On the other hand, when you rely upon automatic running of factory functions like in tube or pipeline (again, in Data::Tubes), some parts are redundant. In the example, you would end up using Reader::read_by_line, where read_ is actually redundant as you already have the last part of the plugin package name to tell you what this by_line thing is about.

shorter_sub_names comes to the rescue to generate alternative names by analysing the current namespace for a package and generating new functions by removing a prefix. In the Data::Tubes::Plugin::Reader case, for example, it is called like this at the end of the module:

shorter_sub_names(__PACKAGE__);

and it generates, among the others, by_line and by_paragraph.

Consider using this if you generate new plugins.

sprintffy
my $string = sprintffy($template, \@substitutions);

expand a $template string a-la sprintf, based on a list of @substitutions.

The template targets are sprintf-like, i.e. sequences that start with a percent sign followed by... something.

Each substitution is supposed to be an array reference with two items inside: a regular expression and a value specifier.
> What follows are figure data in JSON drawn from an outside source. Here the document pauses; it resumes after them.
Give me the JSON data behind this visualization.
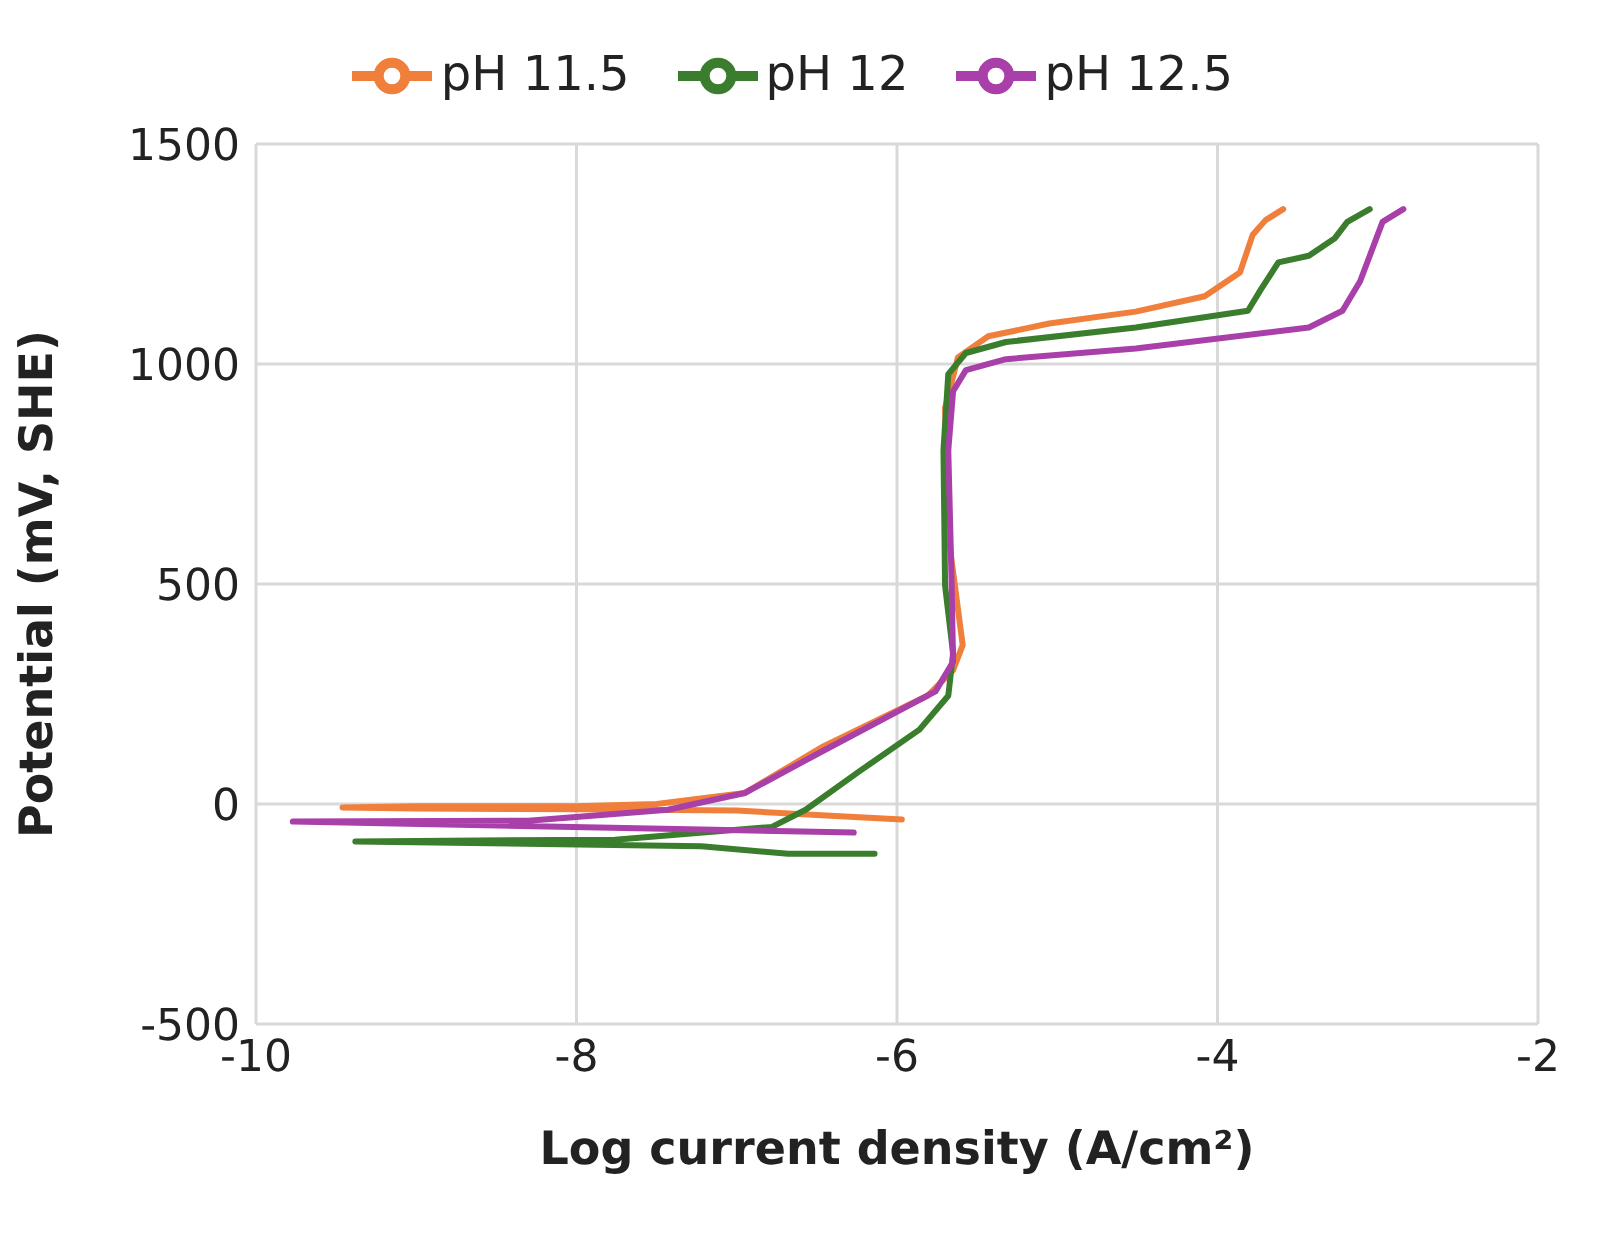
{
  "chart_data": {
    "type": "line",
    "xlabel": "Log current density (A/cm²)",
    "ylabel": "Potential (mV, SHE)",
    "xlim": [
      -10,
      -2
    ],
    "xticks": [
      -10,
      -8,
      -6,
      -4,
      -2
    ],
    "ylim": [
      -500,
      1500
    ],
    "yticks": [
      -500,
      0,
      500,
      1000,
      1500
    ],
    "grid": true,
    "legend": "top",
    "marker": "none",
    "line_style": "solid",
    "series": [
      {
        "name": "pH 11.5",
        "color": "#f07f3c",
        "x": [
          -5.97,
          -6.5,
          -7,
          -8,
          -9,
          -9.46,
          -9,
          -8,
          -7.5,
          -6.95,
          -6.46,
          -5.81,
          -5.65,
          -5.59,
          -5.68,
          -5.7,
          -5.62,
          -5.43,
          -5.05,
          -4.51,
          -4.08,
          -3.86,
          -3.78,
          -3.7,
          -3.59
        ],
        "values": [
          -35,
          -25,
          -15,
          -12,
          -10,
          -8,
          -5,
          -5,
          0,
          25,
          131,
          246,
          304,
          361,
          611,
          900,
          1015,
          1063,
          1092,
          1119,
          1154,
          1208,
          1294,
          1327,
          1352
        ]
      },
      {
        "name": "pH 12",
        "color": "#3a7d2c",
        "x": [
          -6.14,
          -6.68,
          -7.22,
          -9.38,
          -7.76,
          -6.78,
          -6.57,
          -6.24,
          -5.86,
          -5.68,
          -5.65,
          -5.7,
          -5.71,
          -5.68,
          -5.57,
          -5.32,
          -4.51,
          -3.81,
          -3.73,
          -3.62,
          -3.43,
          -3.27,
          -3.19,
          -3.05
        ],
        "values": [
          -113,
          -113,
          -96,
          -85,
          -81,
          -52,
          -13,
          73,
          169,
          246,
          342,
          496,
          804,
          977,
          1025,
          1050,
          1083,
          1121,
          1169,
          1231,
          1246,
          1285,
          1323,
          1352
        ]
      },
      {
        "name": "pH 12.5",
        "color": "#a93fa8",
        "x": [
          -6.27,
          -7.22,
          -9.77,
          -8.3,
          -7.43,
          -6.95,
          -6.46,
          -5.76,
          -5.65,
          -5.66,
          -5.68,
          -5.65,
          -5.57,
          -5.32,
          -4.51,
          -3.43,
          -3.22,
          -3.11,
          -2.97,
          -2.84
        ],
        "values": [
          -65,
          -58,
          -40,
          -38,
          -13,
          25,
          121,
          256,
          323,
          515,
          804,
          938,
          986,
          1011,
          1035,
          1083,
          1121,
          1188,
          1323,
          1352
        ]
      }
    ]
  }
}
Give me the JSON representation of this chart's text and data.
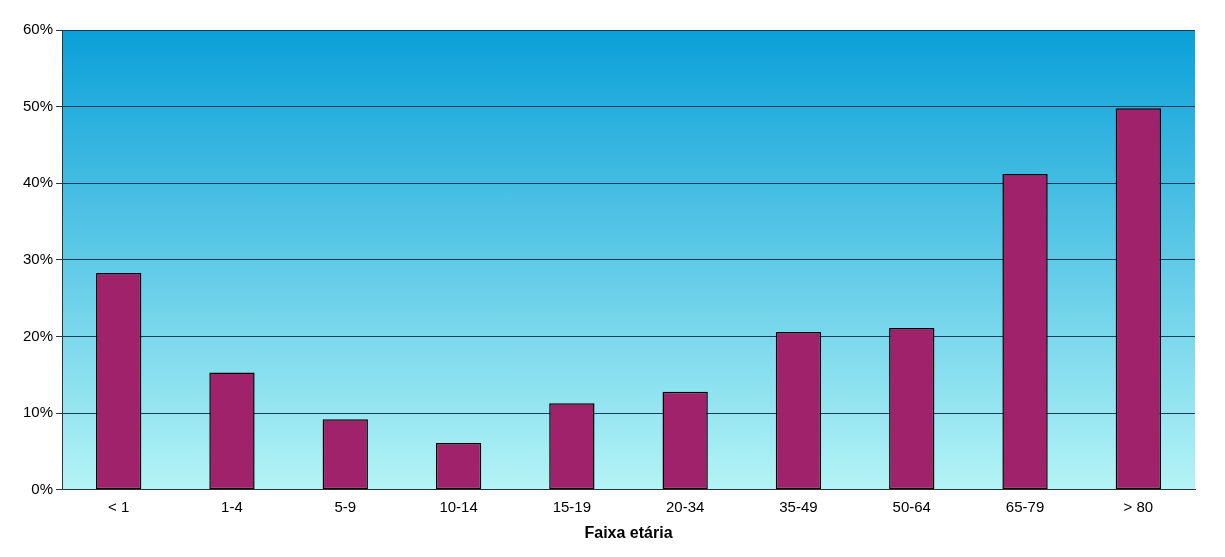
{
  "chart_data": {
    "type": "bar",
    "xlabel": "Faixa etária",
    "categories": [
      "< 1",
      "1-4",
      "5-9",
      "10-14",
      "15-19",
      "20-34",
      "35-49",
      "50-64",
      "65-79",
      "> 80"
    ],
    "values": [
      28.3,
      15.3,
      9.2,
      6.1,
      11.3,
      12.8,
      20.6,
      21.1,
      41.2,
      49.8
    ],
    "color": "#a0226a",
    "ylim": [
      0,
      60
    ],
    "yticks": [
      {
        "value": 0,
        "label": "0%"
      },
      {
        "value": 10,
        "label": "10%"
      },
      {
        "value": 20,
        "label": "20%"
      },
      {
        "value": 30,
        "label": "30%"
      },
      {
        "value": 40,
        "label": "40%"
      },
      {
        "value": 50,
        "label": "50%"
      },
      {
        "value": 60,
        "label": "60%"
      }
    ],
    "grid": "y"
  }
}
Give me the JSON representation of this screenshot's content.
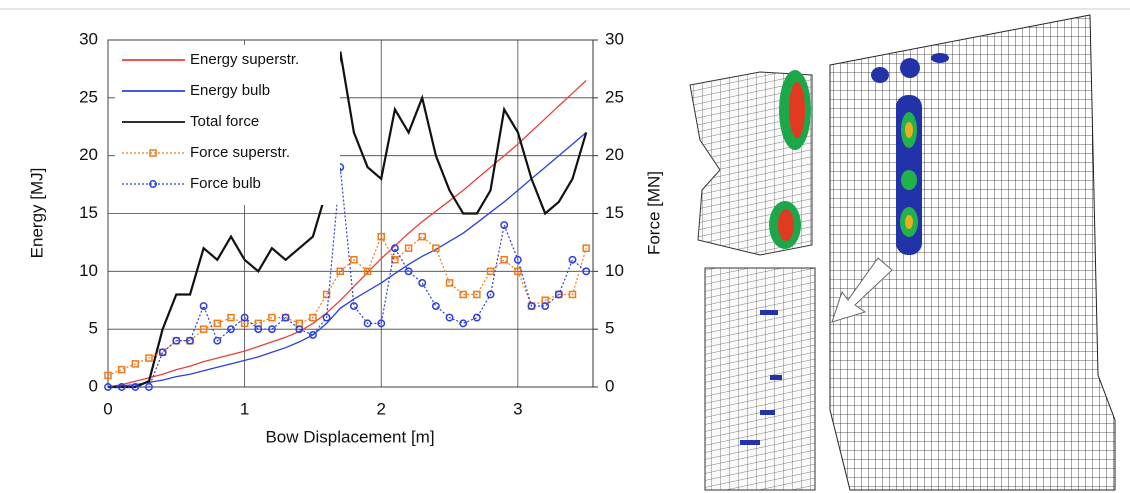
{
  "chart_data": {
    "type": "line",
    "xlabel": "Bow Displacement [m]",
    "ylabel": "Energy [MJ]",
    "y2label": "Force [MN]",
    "x": [
      0,
      0.1,
      0.2,
      0.3,
      0.4,
      0.5,
      0.6,
      0.7,
      0.8,
      0.9,
      1.0,
      1.1,
      1.2,
      1.3,
      1.4,
      1.5,
      1.6,
      1.7,
      1.8,
      1.9,
      2.0,
      2.1,
      2.2,
      2.3,
      2.4,
      2.5,
      2.6,
      2.7,
      2.8,
      2.9,
      3.0,
      3.1,
      3.2,
      3.3,
      3.4,
      3.5
    ],
    "xlim": [
      0,
      3.55
    ],
    "xticks": [
      0,
      1,
      2,
      3
    ],
    "ylim": [
      0,
      30
    ],
    "yticks": [
      0,
      5,
      10,
      15,
      20,
      25,
      30
    ],
    "y2lim": [
      0,
      30
    ],
    "y2ticks": [
      0,
      5,
      10,
      15,
      20,
      25,
      30
    ],
    "grid": true,
    "series": [
      {
        "name": "Energy superstr.",
        "color": "#e8413c",
        "style": "line",
        "values": [
          0,
          0.2,
          0.5,
          0.8,
          1.1,
          1.5,
          1.8,
          2.2,
          2.5,
          2.8,
          3.1,
          3.5,
          3.9,
          4.3,
          4.8,
          5.5,
          6.4,
          7.5,
          8.7,
          9.9,
          11.1,
          12.2,
          13.3,
          14.3,
          15.2,
          16.1,
          17.0,
          18.0,
          19.0,
          20.0,
          21.0,
          22.1,
          23.2,
          24.3,
          25.4,
          26.5
        ]
      },
      {
        "name": "Energy bulb",
        "color": "#2b3fe0",
        "style": "line",
        "values": [
          0,
          0.1,
          0.2,
          0.4,
          0.6,
          0.9,
          1.1,
          1.4,
          1.7,
          2.0,
          2.3,
          2.6,
          3.0,
          3.4,
          3.9,
          4.5,
          5.5,
          6.8,
          7.6,
          8.3,
          9.0,
          9.8,
          10.6,
          11.3,
          11.9,
          12.6,
          13.3,
          14.2,
          15.1,
          16.0,
          17.0,
          18.0,
          19.0,
          20.0,
          21.0,
          22.0
        ]
      },
      {
        "name": "Total force",
        "color": "#111111",
        "style": "line",
        "axis": "y2",
        "values": [
          0,
          0,
          0,
          0.5,
          5,
          8,
          8,
          12,
          11,
          13,
          11,
          10,
          12,
          11,
          12,
          13,
          17,
          29,
          22,
          19,
          18,
          24,
          22,
          25,
          20,
          17,
          15,
          15,
          17,
          24,
          22,
          18,
          15,
          16,
          18,
          22
        ]
      },
      {
        "name": "Force superstr.",
        "color": "#f07a1a",
        "style": "square",
        "axis": "y2",
        "values": [
          1,
          1.5,
          2,
          2.5,
          3,
          4,
          4,
          5,
          5.5,
          6,
          5.5,
          5.5,
          6,
          6,
          5.5,
          6,
          8,
          10,
          11,
          10,
          13,
          11,
          12,
          13,
          12,
          9,
          8,
          8,
          10,
          11,
          10,
          7,
          7.5,
          8,
          8,
          12
        ]
      },
      {
        "name": "Force bulb",
        "color": "#2b3fe0",
        "style": "circle",
        "axis": "y2",
        "values": [
          0,
          0,
          0,
          0,
          3,
          4,
          4,
          7,
          4,
          5,
          6,
          5,
          5,
          6,
          5,
          4.5,
          6,
          19,
          7,
          5.5,
          5.5,
          12,
          10,
          9,
          7,
          6,
          5.5,
          6,
          8,
          14,
          11,
          7,
          7,
          8,
          11,
          10
        ]
      }
    ]
  }
}
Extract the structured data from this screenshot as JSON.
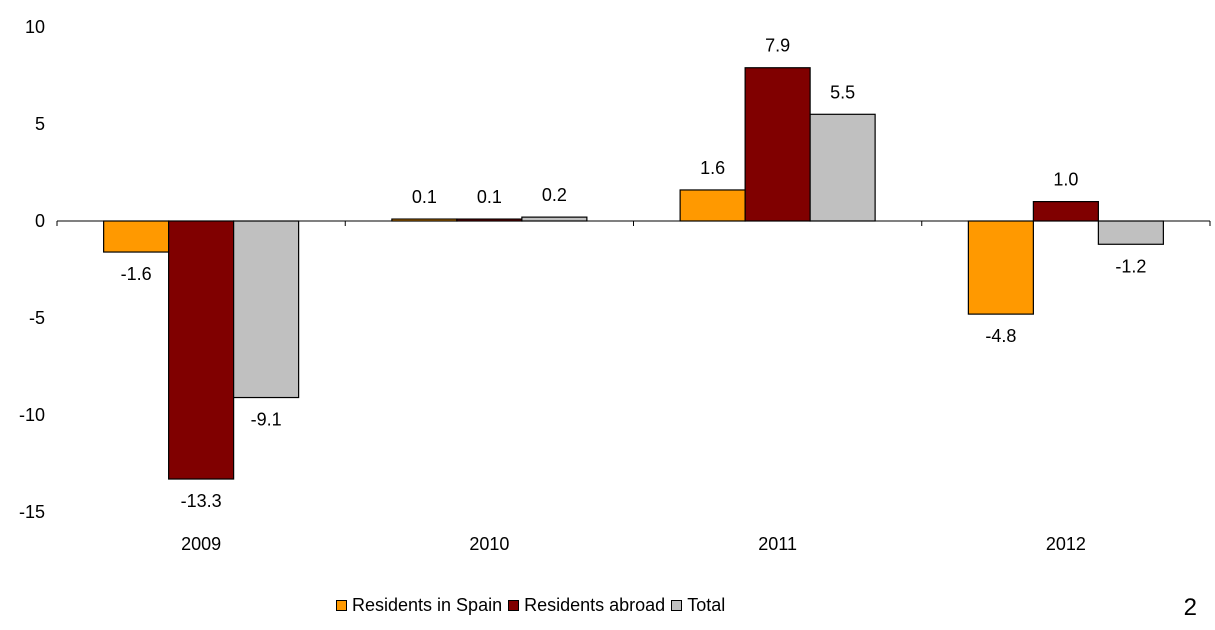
{
  "chart_data": {
    "type": "bar",
    "categories": [
      "2009",
      "2010",
      "2011",
      "2012"
    ],
    "series": [
      {
        "name": "Residents in Spain",
        "color": "#FF9900",
        "values": [
          -1.6,
          0.1,
          1.6,
          -4.8
        ],
        "labels": [
          "-1.6",
          "0.1",
          "1.6",
          "-4.8"
        ]
      },
      {
        "name": "Residents abroad",
        "color": "#800000",
        "values": [
          -13.3,
          0.1,
          7.9,
          1.0
        ],
        "labels": [
          "-13.3",
          "0.1",
          "7.9",
          "1.0"
        ]
      },
      {
        "name": "Total",
        "color": "#C0C0C0",
        "values": [
          -9.1,
          0.2,
          5.5,
          -1.2
        ],
        "labels": [
          "-9.1",
          "0.2",
          "5.5",
          "-1.2"
        ]
      }
    ],
    "yticks": [
      "10",
      "5",
      "0",
      "-5",
      "-10",
      "-15"
    ],
    "ylim": [
      -15,
      10
    ],
    "grid": false,
    "legend_position": "bottom"
  },
  "page_number": "2"
}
The regular expression is used to match what comes after the percent sign, while the value part can be either a straight value, or a subroutine reference that will be run to get the real value for the substitution.

There is always an implicit, high priority substitution that matches a single percent sign and expands to a percent sign, so that the string %% will be unescaped to % as you would expect in something that is sprintf-like.

test_all_equal
my $bool = test_all_equal(@list);

test whether all elements in @list are equal to one another or not, and return test output as a boolean value (i.e. something that Perl considers true or false).

traverse
my $item = traverse($data, @keys);

Assuming that $data is an array or hash reference, traverse it using items in @keys at each step in the descent.

unzip
my ($even, $odds) = unzip(@list); # OR
my ($even, $odds) = unzip(\@list);

separates even and odd items in the input @list and returns them as two references to arrays.

SEE ALSO

Data::Tubes is a valid entry point of all of this.

AUTHOR

Flavio Poletti <polettix@cpan.org>

COPYRIGHT AND LICENSE

Copyright (C) 2016 by Flavio Poletti <polettix@cpan.org>

This module is free software. You can redistribute it and/or modify it under the terms of the Artistic License 2.0.

This program is distributed in the hope that it will be useful, but without any warranty; without even the implied warranty of merchantability or fitness for a particular purpose.